IB: In addition to TV and music, you've also worked in theater, films, and documentaries. Do all your different projects influence each other?

MASAKI: At first, I thought no because they are different lines of work but after thinking thoroughly, it is a definite yes! When I listen to previous works of mine whether it was the best or the worst I’ve done to date, I constantly think of ways to better myself. There is always room for improvement in either direction but we all want to improve on what we did our best at rather than the alternative. Whether it is in the composition, the mixing, the recording, the arrangement, the sound design, the voice editing, or whatever the work calls for, I'd like to make sure it is the very best it can be. I try not to miss but none of us are perfect.

IB: Do you have any favorite works that you've composed?

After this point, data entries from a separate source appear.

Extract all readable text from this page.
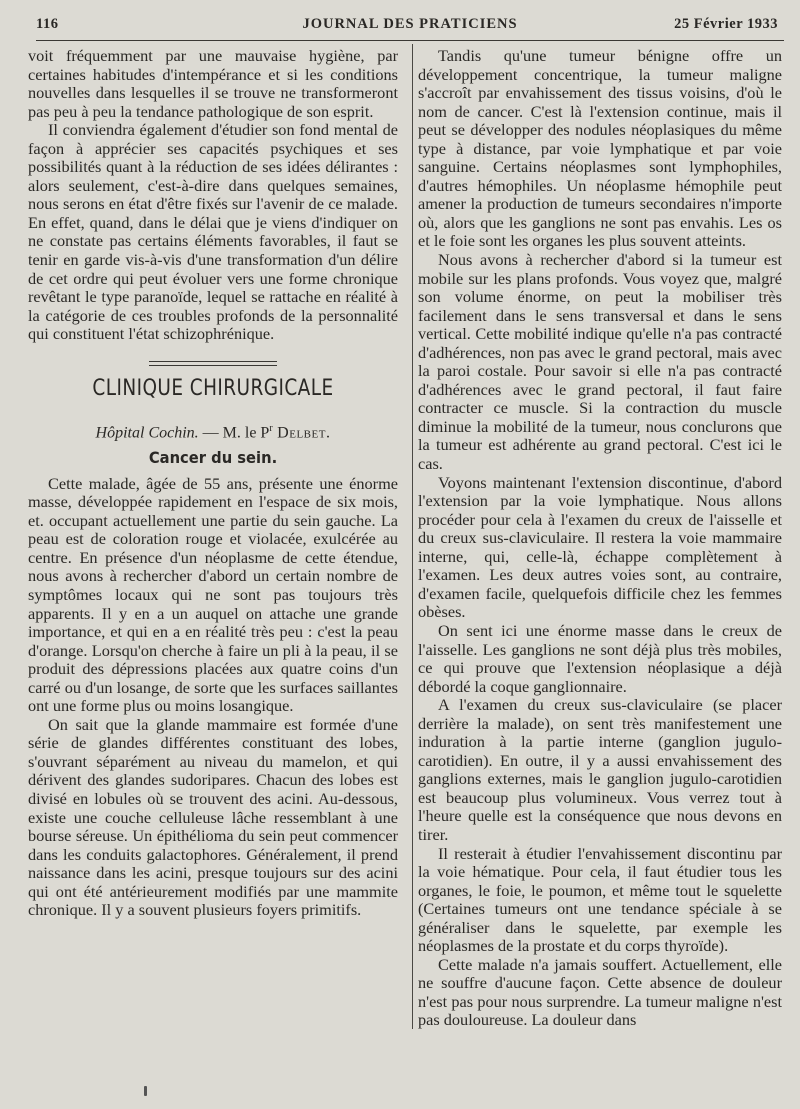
116	JOURNAL DES PRATICIENS	25 Février 1933

voit fréquemment par une mauvaise hygiène, par certaines habitudes d'intempérance et si les conditions nouvelles dans lesquelles il se trouve ne transformeront pas peu à peu la tendance pathologique de son esprit.

Il conviendra également d'étudier son fond mental de façon à apprécier ses capacités psychiques et ses possibilités quant à la réduction de ses idées délirantes : alors seulement, c'est-à-dire dans quelques semaines, nous serons en état d'être fixés sur l'avenir de ce malade. En effet, quand, dans le délai que je viens d'indiquer on ne constate pas certains éléments favorables, il faut se tenir en garde vis-à-vis d'une transformation d'un délire de cet ordre qui peut évoluer vers une forme chronique revêtant le type paranoïde, lequel se rattache en réalité à la catégorie de ces troubles profonds de la personnalité qui constituent l'état schizophrénique.

CLINIQUE CHIRURGICALE
Hôpital Cochin. — M. le $P^r$ Delbet.
Cancer du sein.

Cette malade, âgée de 55 ans, présente une énorme masse, développée rapidement en l'espace de six mois, et. occupant actuellement une partie du sein gauche. La peau est de coloration rouge et violacée, exulcérée au centre. En présence d'un néoplasme de cette étendue, nous avons à rechercher d'abord un certain nombre de symptômes locaux qui ne sont pas toujours très apparents. Il y en a un auquel on attache une grande importance, et qui en a en réalité très peu : c'est la peau d'orange. Lorsqu'on cherche à faire un pli à la peau, il se produit des dépressions placées aux quatre coins d'un carré ou d'un losange, de sorte que les surfaces saillantes ont une forme plus ou moins losangique.

On sait que la glande mammaire est formée d'une série de glandes différentes constituant des lobes, s'ouvrant séparément au niveau du mamelon, et qui dérivent des glandes sudoripares. Chacun des lobes est divisé en lobules où se trouvent des acini. Au-dessous, existe une couche celluleuse lâche ressemblant à une bourse séreuse. Un épithélioma du sein peut commencer dans les conduits galactophores. Généralement, il prend naissance dans les acini, presque toujours sur des acini qui ont été antérieurement modifiés par une mammite chronique. Il y a souvent plusieurs foyers primitifs.

Tandis qu'une tumeur bénigne offre un développement concentrique, la tumeur maligne s'accroît par envahissement des tissus voisins, d'où le nom de cancer. C'est là l'extension continue, mais il peut se développer des nodules néoplasiques du même type à distance, par voie lymphatique et par voie sanguine. Certains néoplasmes sont lymphophiles, d'autres hémophiles. Un néoplasme hémophile peut amener la production de tumeurs secondaires n'importe où, alors que les ganglions ne sont pas envahis. Les os et le foie sont les organes les plus souvent atteints.

Nous avons à rechercher d'abord si la tumeur est mobile sur les plans profonds. Vous voyez que, malgré son volume énorme, on peut la mobiliser très facilement dans le sens transversal et dans le sens vertical. Cette mobilité indique qu'elle n'a pas contracté d'adhérences, non pas avec le grand pectoral, mais avec la paroi costale. Pour savoir si elle n'a pas contracté d'adhérences avec le grand pectoral, il faut faire contracter ce muscle. Si la contraction du muscle diminue la mobilité de la tumeur, nous conclurons que la tumeur est adhérente au grand pectoral. C'est ici le cas.

Voyons maintenant l'extension discontinue, d'abord l'extension par la voie lymphatique. Nous allons procéder pour cela à l'examen du creux de l'aisselle et du creux sus-claviculaire. Il restera la voie mammaire interne, qui, celle-là, échappe complètement à l'examen. Les deux autres voies sont, au contraire, d'examen facile, quelquefois difficile chez les femmes obèses.

On sent ici une énorme masse dans le creux de l'aisselle. Les ganglions ne sont déjà plus très mobiles, ce qui prouve que l'extension néoplasique a déjà débordé la coque ganglionnaire.

A l'examen du creux sus-claviculaire (se placer derrière la malade), on sent très manifestement une induration à la partie interne (ganglion jugulo-carotidien). En outre, il y a aussi envahissement des ganglions externes, mais le ganglion jugulo-carotidien est beaucoup plus volumineux. Vous verrez tout à l'heure quelle est la conséquence que nous devons en tirer.

Il resterait à étudier l'envahissement discontinu par la voie hématique. Pour cela, il faut étudier tous les organes, le foie, le poumon, et même tout le squelette (Certaines tumeurs ont une tendance spéciale à se généraliser dans le squelette, par exemple les néoplasmes de la prostate et du corps thyroïde).

Cette malade n'a jamais souffert. Actuellement, elle ne souffre d'aucune façon. Cette absence de douleur n'est pas pour nous surprendre. La tumeur maligne n'est pas douloureuse. La douleur dans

MASAKI: That would have to be Love Theme (Original Soundtrack). I had someone special I care about deep in my heart, who will always remain special until the end of time when I composed the piece. It is deeply a personal piece that I get compliments on. It’s also a favorite on Smooth Jazz radio. I was also inspired by the instrumental work of Quincy Jones, especially the ones during the 70s!

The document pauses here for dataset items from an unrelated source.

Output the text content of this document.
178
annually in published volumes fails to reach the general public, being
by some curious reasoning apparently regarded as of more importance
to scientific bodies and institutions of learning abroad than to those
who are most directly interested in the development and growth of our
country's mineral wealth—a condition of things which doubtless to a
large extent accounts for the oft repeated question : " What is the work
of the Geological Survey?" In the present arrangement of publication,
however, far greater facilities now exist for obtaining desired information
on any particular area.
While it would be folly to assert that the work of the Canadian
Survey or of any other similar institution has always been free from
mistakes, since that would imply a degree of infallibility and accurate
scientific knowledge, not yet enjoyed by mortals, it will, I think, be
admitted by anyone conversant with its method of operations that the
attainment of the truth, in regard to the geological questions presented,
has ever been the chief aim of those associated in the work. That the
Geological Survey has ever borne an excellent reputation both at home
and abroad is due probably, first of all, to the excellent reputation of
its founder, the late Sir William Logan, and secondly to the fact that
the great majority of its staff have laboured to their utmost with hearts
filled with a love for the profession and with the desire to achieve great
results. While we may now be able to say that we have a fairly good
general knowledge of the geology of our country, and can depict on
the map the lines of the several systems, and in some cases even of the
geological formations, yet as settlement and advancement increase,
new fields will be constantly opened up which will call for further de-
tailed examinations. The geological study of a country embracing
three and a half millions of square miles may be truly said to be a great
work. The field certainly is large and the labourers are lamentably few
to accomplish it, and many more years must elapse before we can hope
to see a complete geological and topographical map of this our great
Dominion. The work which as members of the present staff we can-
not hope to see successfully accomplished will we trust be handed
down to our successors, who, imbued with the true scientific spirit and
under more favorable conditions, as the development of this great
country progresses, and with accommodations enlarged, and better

IB: If you could only use three instruments to compose a piece, which ones would you choose and why?

MASAKI: Piano because it is a very versatile instrument that can go very high and very low in both directions. An acoustic guitar because so many interesting sounds can be made with it. A voice because it is technically an instrument.

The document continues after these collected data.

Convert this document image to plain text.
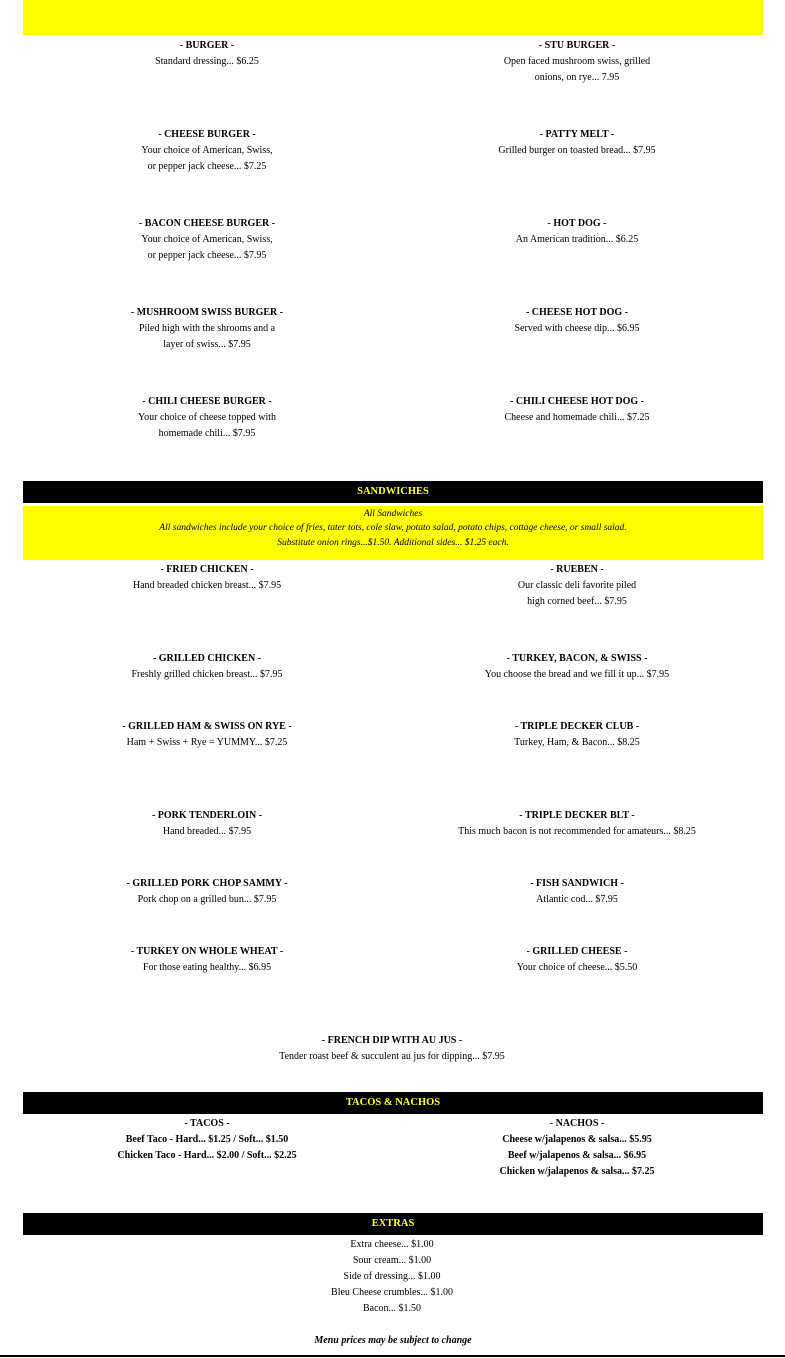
- BURGER -
Standard dressing... $6.25
- STU BURGER -
Open faced mushroom swiss, grilled
onions, on rye... 7.95
- CHEESE BURGER -
Your choice of American, Swiss,
or pepper jack cheese... $7.25
- PATTY MELT -
Grilled burger on toasted bread... $7.95
- BACON CHEESE BURGER -
Your choice of American, Swiss,
or pepper jack cheese... $7.95
- HOT DOG -
An American tradition... $6.25
- MUSHROOM SWISS BURGER -
Piled high with the shrooms and a
layer of swiss... $7.95
- CHEESE HOT DOG -
Served with cheese dip... $6.95
- CHILI CHEESE BURGER -
Your choice of cheese topped with
homemade chili... $7.95
- CHILI CHEESE HOT DOG -
Cheese and homemade chili... $7.25
SANDWICHES
All Sandwiches
All sandwiches include your choice of fries, tater tots, cole slaw, potato salad, potato chips, cottage cheese, or small salad.
Substitute onion rings...$1.50. Additional sides... $1.25 each.
- FRIED CHICKEN -
Hand breaded chicken breast... $7.95
- RUEBEN -
Our classic deli favorite piled
high corned beef... $7.95
- GRILLED CHICKEN -
Freshly grilled chicken breast... $7.95
- TURKEY, BACON, & SWISS -
You choose the bread and we fill it up... $7.95
- GRILLED HAM & SWISS ON RYE -
Ham + Swiss + Rye = YUMMY... $7.25
- TRIPLE DECKER CLUB -
Turkey, Ham, & Bacon... $8.25
- PORK TENDERLOIN -
Hand breaded... $7.95
- TRIPLE DECKER BLT -
This much bacon is not recommended for amateurs... $8.25
- GRILLED PORK CHOP SAMMY -
Pork chop on a grilled bun... $7.95
- FISH SANDWICH -
Atlantic cod... $7.95
- TURKEY ON WHOLE WHEAT -
For those eating healthy... $6.95
- GRILLED CHEESE -
Your choice of cheese... $5.50
- FRENCH DIP WITH AU JUS -
Tender roast beef & succulent au jus for dipping... $7.95
TACOS & NACHOS
- TACOS -
Beef Taco - Hard... $1.25 / Soft... $1.50
Chicken Taco - Hard... $2.00 / Soft... $2.25
- NACHOS -
Cheese w/jalapenos & salsa... $5.95
Beef w/jalapenos & salsa... $6.95
Chicken w/jalapenos & salsa... $7.25
EXTRAS
Extra cheese... $1.00
Sour cream... $1.00
Side of dressing... $1.00
Bleu Cheese crumbles... $1.00
Bacon... $1.50
Menu prices may be subject to change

IB: What projects have you currently worked on and are working on?

MASAKI: I worked on three songs with three different artists that are currently being promoted on the radio. I started working with Maymie, a female pop artist, on a song, “What I’ve Got Today (Sometimes)”, around the last quarter of 2022. It has more of a 90s type of feel with a dash of current tones. Aside from myself and the vocalist, the song was also co-written with DJ STACKTRACE, who was one of the producers involved in Logic's #1 Billboard album, Confessions of a Dangerous Mind, on both Billboard 200 and Top R&B/ Hip Hop Albums in 2019. She was the last of the three to be released, sometime in June 2023. “In My Nature” by Beth Joy has more of a James Bond theme type of vibe. lilFeely’s “I Want It All” is more of a current Pop/ R&B sound. The latter two will be released at the end of April and the beginning of May, respectively. All three songs are a combination of songwriting, production, arrangement, and/ or mixing. Aside from that, I’ve got several tunes still in the works with a couple of artists and a sound design/ editing/ mixing work for an audio theater play.

IB: Have you achieved everything you wanted to achieve as a musician?

MASAKI: Nope. I like to think I still have far to go but it is if time allows me to go further not just in music but in any endeavor I get my hands on. I am very grateful for what I was able to achieve thus far, especially in teaching others about the art of not just music but the music business as well. They go hand in hand. I tell them that not knowing the music business side is like watching yourself burn alive from an out-of-body experience. This is how artists get themselves in a heap of trouble because they never learned the various process of what paperwork goes into putting a song out and reading the fine print.

IB: And the last question. You've been nominated for an EMMY® Award and have contributed to TV, film, theater, live sound, radio, audio documentary, podcast, and a number of written and artistic publications. Is it challenging to tell someone else's story through your work?

MASAKI: No, because oftentimes, it is always a collaborative effort to get to the finished product no matter what medium it is. No man or woman is an island. No matter if it's in film, TV, music, commercial, or whatever the case may be, people in various departments in a given medium all work together to accomplish the project together. That's the only way.